Problems and expediencies in human 31P spectroscopy. The definition of localized volumes, dealing with saturation and the technique-dependence of quantification.

Several technological problems in in vivo localized spectroscopy of metabolism are discussed in the context of comparing data obtained by different means. Deficiencies in spectroscopy localization methods can produce spectra that are dominated by artefactual signals derived from outside of selected volumes. Such artefacts are not usually correctly accounted for by representations of the profiles of the transverse magnetization alone. Selected sensitive volumes should be defined in terms of the size of tissue contributing the major fraction of signal to an observed spectrum, which is the integrated response from the sample including any phase cancellation effects.

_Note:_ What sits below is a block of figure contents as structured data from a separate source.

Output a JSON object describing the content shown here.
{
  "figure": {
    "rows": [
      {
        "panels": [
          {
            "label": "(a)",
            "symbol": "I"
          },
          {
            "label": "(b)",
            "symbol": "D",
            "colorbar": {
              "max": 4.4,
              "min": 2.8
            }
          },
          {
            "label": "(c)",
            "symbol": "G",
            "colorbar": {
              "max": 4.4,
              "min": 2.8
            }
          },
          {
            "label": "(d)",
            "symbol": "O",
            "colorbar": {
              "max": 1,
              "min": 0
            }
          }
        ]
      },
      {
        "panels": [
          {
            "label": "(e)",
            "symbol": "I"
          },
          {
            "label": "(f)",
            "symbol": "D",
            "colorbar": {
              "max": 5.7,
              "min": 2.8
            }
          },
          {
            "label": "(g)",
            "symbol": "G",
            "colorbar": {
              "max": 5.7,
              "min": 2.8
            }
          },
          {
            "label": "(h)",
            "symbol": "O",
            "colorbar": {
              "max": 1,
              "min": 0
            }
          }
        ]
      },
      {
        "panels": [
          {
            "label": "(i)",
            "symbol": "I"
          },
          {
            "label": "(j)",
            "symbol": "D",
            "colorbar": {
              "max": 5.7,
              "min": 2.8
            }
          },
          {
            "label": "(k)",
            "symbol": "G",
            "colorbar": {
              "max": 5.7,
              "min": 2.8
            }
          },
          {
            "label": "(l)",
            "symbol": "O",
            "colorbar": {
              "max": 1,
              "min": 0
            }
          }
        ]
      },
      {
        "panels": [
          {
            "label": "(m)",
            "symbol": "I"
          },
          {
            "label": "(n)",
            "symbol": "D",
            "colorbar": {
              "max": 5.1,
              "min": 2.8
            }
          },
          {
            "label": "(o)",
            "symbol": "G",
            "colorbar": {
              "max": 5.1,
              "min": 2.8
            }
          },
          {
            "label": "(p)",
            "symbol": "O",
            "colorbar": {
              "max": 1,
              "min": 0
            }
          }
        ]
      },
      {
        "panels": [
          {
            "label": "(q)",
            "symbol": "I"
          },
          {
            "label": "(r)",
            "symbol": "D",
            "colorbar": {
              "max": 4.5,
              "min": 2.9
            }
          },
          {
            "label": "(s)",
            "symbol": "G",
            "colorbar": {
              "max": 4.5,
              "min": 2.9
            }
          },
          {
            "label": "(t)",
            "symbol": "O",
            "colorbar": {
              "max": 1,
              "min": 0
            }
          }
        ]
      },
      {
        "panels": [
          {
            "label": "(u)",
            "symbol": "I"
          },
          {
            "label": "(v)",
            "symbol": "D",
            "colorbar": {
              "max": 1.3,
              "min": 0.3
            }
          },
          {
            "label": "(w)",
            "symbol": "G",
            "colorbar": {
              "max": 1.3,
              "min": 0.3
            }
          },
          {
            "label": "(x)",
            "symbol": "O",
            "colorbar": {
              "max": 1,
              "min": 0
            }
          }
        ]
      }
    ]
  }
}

Phase cancellation in one-dimensional localization techniques employing excitation by an RF field with uniform phase distribution and surface coil detection such as depth resolved surface coil spectroscopy, chemical shift imaging (CSI) and rotating frame zeugmatography (RFZ) can significantly alter the effective radius of the sensitive volumes depending on the sample distribution and the extent of the homogeneous region of the magnet. Also, discrete spatial sampling in RFZ and CSI can radiate signal artefacts of around 25% into adjacent elements depending on the location and distribution of signal sources. Acquisition delays between excitation and detection and partial saturation are other major sources of systematic error. Saturation factors for metabolites are not easily obtainable on localized volumes during clinical exams on an individual basis, but may be expediently obtained as larger-volume tissue-averages. Better documentation of saturation effects, acquisition delays and localized volume sizes is needed to compare and validate clinical results and performance.